La première partie du titre, c’était le sujet de mon bac de philo 😬…
La deuxième, c’est ma conclusion aujourd’hui après quelques années de travaux pratiques 😂

Au début était la définition : “Assertion sciemment contraire à la vérité.”
Comme ça, ça à l’air drôlement méchant…
Mettons que le mensonge, ce soit occulter, déformer (minimiser, ou exagérer) déguiser la vérité. Avec en plus une petite idée de malice, d’intention de tromper. La question c’est : bah pourquoi faire ?
On a aussi un souci avec la subjectivité du deuxième terme : la vérité… Définition : “Connaissance conforme au réel”. Ah ok donc vérité, réalité, même combat, c’est pas gagné…
Comme le dit la chanson, “la moitié d’une pomme, c’est toujours une pomme, mais la moitié de la vérité c’est déjà un mensonge” 😆
Après, il y a les mensonges énormes, et les petits mensonges anodins. De toutes manières, à petite ou à grande échelle, ils ont tous la capacité d’induire une réalité disons au moins différente. Parallèle. Est-ce toujours un mal ?
On peut aussi se dire que la réalité n’existe pas, mais qu’elle n’est que ce qu’on en fait… (voir l’excellent documentaire ci-dessous que je vous ai dégoté en français).
Je distinguerai sciemment vérité et détails de la vérité, clairement inutiles à préciser, surtout si celle-ci fait déjà mal per sé.
J’éviterai aussi de jeter bêtement les menteurs dans le camp des méchants pour plutôt me faire l’avocat du diable en relativisant, et tentant qui sait, d’offrir au mensonge ses lettres de noblesse ?

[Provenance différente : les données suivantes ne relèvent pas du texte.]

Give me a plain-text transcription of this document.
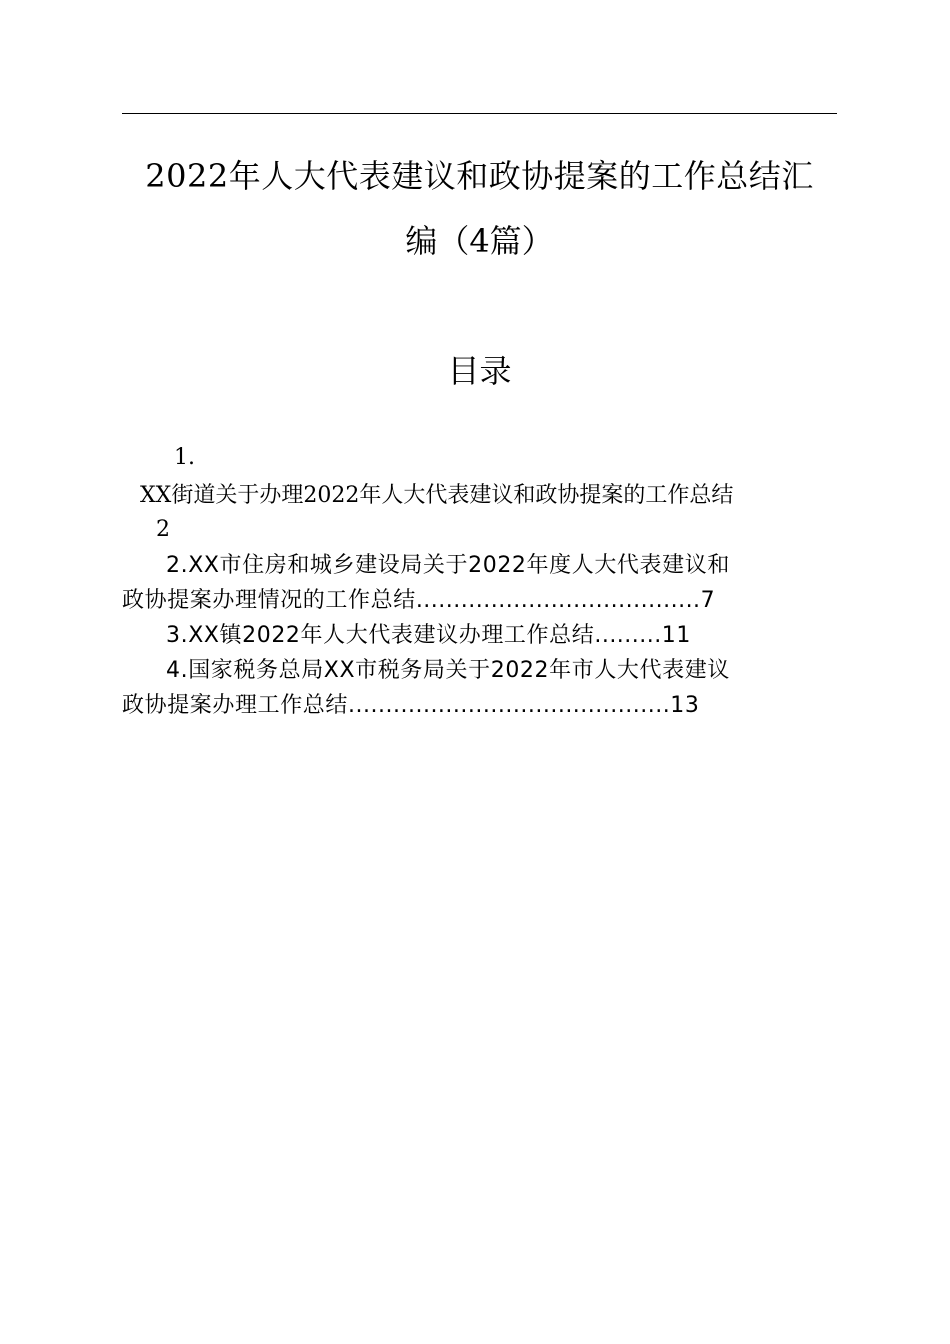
2022年人大代表建议和政协提案的工作总结汇
编（4篇）
目录
1.
XX街道关于办理2022年人大代表建议和政协提案的工作总结
2
2.XX市住房和城乡建设局关于2022年度人大代表建议和
政协提案办理情况的工作总结......................................7
3.XX镇2022年人大代表建议办理工作总结.........11
4.国家税务总局XX市税务局关于2022年市人大代表建议
政协提案办理工作总结...........................................13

Alors c’est quoi au juste le problème avec la vérité pour qu’on n’ait pas vraiment envie de la dire ?

1- C’est qu’elle nous déplait

C’est la base, et parfois, quelque part entre la mauvaise foi et la malhonnêteté intellectuelle, en passant peut-être plus simplement par la honte, on va inventer un truc gros comme une maison pour faire comme si ça n’existait pas. Pas vu - pas pris. Mouais, je vous l’accorde c’est difficile à défendre, et un peu puéril, mais bon on a tous ripé un jour… 😔

2- C’est qu’on ne l’assume pas : son propre regard

Masquer la vérité, ça peut aussi être qu’on n’est pas tout à fait clair avec soi-même. On fait des trucs, conviés par l’envie ou la cupidité, mais dans le fond on est pas très fiers. Donc on est en déni, en conflit interne avec ses propres valeurs. Donc si on n’est pas clair avec à soi-même, à fortiori, on l’est pas non plus avec l’autre. Donc on ment, la réalité est trop difficile à assumer.
Quelqu’un qui serait tellement imbibé de références romantiques genre Disneyland ou d’injonctions morales puritaines ne pourra pas se résoudre à reconnaître qu’il ne correspond pas au modèle. Donc il dissimulera la réalité pour se coller à un schéma interne.
Donc bien ou pas bien ? Bah… pas terrible, mais c’est pas le sujet. Il vaudrait mieux chercher à résoudre notre conflit, en rechercher les origines, l’essayer à un autre mode de vie… Par exemple, si je suis super bien avec mon compagnon, et que je l’aime et tout et tout, mais que je ne peux pas m’empêcher de me retourner sur une belle paire de fesses 😬... “Mais nan pas du tout, j’ai pas regardé !”… On en parle ? Dans ce cas-là c’est plutôt une opportunité pour explorer et approfondir cette vérité compliquée et apprendre à l’assumer, sans avoir peur de son propre regard, à fortiori de celui de l’autre…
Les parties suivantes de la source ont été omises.